I am not convinced that many worlds is entirely correct, but it certainly seems closer to being correct than an arbitrary postulation of wavefunction collapse.
“seemingly separate versions of the world that COME ABOUT as interacting wavefunctions decohere.” The COME ABOUT seems remarkably similar to popping into existence.
But, however you slice and dice it, the many-worlds interpretation has many worlds for which there is no real evidence. They are postulated to make people’s classical intuition happy. I see many-worlds and physically collapsing wave-function as both flawed. As I said, wave functions are a property of the observer-quantum system and not the quantum system by itself. If you accept the correspondence principle this is forced by the properties of classical probabilities.
I would also ask the question: Is there any empirical test that would separate many-worlds from wave function collapse? It basically comes down to opinion which is not very interesting. The only reason I discussed the interpretation of quantum mechanics is that it fits in with the idea of instrumentalism discussed in the previous post.
If people want to believe in many-worlds that is fine by me just realize it is metaphysics not science.
The phrase “pop into existence” implies that it did not exist before. This is not the case in many worlds; nothing new is ever required to “pop into existence.” The appearance of many separate worlds is due to the time evolution of interacting wave functions, as different superpositioned states decohere and cease to interfere with each other.
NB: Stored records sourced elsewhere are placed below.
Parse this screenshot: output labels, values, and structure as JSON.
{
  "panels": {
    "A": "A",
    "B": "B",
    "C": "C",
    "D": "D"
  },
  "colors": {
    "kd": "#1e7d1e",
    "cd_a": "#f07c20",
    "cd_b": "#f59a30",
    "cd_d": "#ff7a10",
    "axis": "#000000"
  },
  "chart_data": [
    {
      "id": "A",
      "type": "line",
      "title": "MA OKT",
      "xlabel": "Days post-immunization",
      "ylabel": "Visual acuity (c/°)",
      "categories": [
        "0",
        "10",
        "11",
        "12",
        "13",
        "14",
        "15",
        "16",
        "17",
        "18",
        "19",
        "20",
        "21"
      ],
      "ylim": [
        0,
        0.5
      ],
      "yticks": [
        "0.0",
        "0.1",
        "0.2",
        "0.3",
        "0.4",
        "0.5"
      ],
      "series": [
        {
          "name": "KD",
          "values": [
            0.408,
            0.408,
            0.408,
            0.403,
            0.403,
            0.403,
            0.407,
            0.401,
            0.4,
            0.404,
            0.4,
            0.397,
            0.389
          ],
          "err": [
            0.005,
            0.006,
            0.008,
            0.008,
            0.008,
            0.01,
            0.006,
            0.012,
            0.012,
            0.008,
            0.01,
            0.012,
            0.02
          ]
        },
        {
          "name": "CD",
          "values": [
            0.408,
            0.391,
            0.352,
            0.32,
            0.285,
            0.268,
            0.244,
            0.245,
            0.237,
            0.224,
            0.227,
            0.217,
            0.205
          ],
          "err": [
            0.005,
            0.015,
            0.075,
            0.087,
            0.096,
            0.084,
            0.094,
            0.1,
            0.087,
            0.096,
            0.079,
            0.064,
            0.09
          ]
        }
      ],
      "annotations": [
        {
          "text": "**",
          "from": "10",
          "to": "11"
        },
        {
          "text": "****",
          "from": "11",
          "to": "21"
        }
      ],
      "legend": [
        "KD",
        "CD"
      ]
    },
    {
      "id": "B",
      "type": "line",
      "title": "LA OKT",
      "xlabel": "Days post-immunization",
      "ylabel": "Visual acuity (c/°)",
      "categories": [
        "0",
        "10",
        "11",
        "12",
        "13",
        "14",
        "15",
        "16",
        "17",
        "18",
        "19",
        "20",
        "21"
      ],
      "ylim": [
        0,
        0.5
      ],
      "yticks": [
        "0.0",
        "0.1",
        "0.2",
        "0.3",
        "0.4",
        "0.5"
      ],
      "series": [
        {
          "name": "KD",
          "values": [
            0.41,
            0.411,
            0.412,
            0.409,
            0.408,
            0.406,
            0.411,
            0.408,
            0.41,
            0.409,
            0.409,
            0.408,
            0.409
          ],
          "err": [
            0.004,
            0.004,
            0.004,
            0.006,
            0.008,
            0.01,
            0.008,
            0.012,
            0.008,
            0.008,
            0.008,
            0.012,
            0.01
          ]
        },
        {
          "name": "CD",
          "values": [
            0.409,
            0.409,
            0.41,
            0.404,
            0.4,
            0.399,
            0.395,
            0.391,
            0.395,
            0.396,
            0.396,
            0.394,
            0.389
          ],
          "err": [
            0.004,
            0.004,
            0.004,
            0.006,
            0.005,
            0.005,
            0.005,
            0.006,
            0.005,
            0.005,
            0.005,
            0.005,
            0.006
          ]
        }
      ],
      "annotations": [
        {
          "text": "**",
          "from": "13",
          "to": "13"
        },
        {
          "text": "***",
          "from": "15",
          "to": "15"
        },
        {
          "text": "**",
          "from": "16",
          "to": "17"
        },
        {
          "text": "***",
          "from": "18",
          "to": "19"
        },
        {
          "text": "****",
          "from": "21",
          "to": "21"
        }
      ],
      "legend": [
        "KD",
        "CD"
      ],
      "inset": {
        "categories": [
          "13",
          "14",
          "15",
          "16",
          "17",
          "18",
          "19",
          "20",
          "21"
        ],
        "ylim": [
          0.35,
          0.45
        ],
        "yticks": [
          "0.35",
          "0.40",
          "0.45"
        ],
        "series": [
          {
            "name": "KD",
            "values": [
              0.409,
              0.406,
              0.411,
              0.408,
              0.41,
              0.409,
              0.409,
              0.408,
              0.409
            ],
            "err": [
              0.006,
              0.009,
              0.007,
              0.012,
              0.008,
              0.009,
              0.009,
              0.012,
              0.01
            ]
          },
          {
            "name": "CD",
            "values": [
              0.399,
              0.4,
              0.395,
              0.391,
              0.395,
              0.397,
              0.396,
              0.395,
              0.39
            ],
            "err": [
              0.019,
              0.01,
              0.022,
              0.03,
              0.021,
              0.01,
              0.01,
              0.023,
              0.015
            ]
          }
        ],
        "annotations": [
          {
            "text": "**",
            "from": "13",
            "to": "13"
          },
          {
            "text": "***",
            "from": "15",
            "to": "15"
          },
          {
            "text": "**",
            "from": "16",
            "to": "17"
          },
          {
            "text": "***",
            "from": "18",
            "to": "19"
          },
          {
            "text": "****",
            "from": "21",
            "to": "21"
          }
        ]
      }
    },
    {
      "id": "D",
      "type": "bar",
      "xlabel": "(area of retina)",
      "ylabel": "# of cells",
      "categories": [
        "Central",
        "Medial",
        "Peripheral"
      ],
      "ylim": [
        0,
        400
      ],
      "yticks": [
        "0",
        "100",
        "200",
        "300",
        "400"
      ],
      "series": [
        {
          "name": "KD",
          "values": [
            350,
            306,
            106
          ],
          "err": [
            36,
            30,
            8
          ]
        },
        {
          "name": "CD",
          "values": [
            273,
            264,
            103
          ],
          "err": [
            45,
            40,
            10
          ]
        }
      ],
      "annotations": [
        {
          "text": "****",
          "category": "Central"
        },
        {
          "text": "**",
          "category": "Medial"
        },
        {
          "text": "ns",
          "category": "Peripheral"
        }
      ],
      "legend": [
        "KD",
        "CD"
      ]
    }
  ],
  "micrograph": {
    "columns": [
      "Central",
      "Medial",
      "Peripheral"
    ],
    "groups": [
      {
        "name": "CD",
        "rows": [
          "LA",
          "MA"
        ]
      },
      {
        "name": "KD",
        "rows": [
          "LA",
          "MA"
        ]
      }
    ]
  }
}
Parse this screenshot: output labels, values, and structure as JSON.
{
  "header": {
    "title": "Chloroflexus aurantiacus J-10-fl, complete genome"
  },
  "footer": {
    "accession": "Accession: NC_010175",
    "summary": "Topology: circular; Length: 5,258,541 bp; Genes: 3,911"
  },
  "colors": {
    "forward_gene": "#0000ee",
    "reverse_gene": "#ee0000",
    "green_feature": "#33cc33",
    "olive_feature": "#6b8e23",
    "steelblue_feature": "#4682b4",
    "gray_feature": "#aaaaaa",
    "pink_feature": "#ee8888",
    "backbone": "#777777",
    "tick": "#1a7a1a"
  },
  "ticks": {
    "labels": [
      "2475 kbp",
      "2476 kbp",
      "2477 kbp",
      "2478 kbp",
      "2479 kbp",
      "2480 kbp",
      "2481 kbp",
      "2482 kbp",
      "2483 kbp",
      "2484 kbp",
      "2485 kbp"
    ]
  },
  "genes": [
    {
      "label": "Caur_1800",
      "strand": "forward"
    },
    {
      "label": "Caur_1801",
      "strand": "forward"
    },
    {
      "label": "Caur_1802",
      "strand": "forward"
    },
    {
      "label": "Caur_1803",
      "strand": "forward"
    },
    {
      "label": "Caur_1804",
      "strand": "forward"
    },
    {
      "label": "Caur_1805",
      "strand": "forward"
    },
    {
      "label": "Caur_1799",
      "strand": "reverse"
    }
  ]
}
I would like to know where you are finding all of these people whose classical intuition selects many worlds over wavefunction collapse. Wavefunction collapse was invented to maintain the classical “truth” that a measurement has one result. It has a whole host of mathematically and physically ugly features, including being non-local and non-unitary.
There is experimental evidence that decoherence occurs; it is an established phenomenon. The existence of decoherence, which gives the appearance of wavefunction collapse, makes the postulation of an actual collapse unnecessary. It’s just not parsimonious. The Copenhagen interpretation, to paraphrase Occam, multiplies entities beyond necessity. Occam’s Razor has been put in mathematically rigorous form (minimum message length, and more broadly Kolmogorov complexity), so it does not in fact come down to mere opinion.
Again, it is not clear to me that the specific description of many worlds is the best way to think about quantum mechanics; but it is certainly better than actual wavefunction collapse.
The collapse of the probability occurs with measurements in either classical or quantum systems. In quantum systems it implies the collapse of the wave function.Decoherence is independent of wave function collapse. Even if the state has decohered it is still necessary to determine which of the decohered state the system is in. So the many worlds interpretation does not eliminate the need for wave function collapse or equivalently determining which world we are in.
Decoherence is just the statement that contributions to a measurement are added incoherently if an additional measurement can separate the contributions.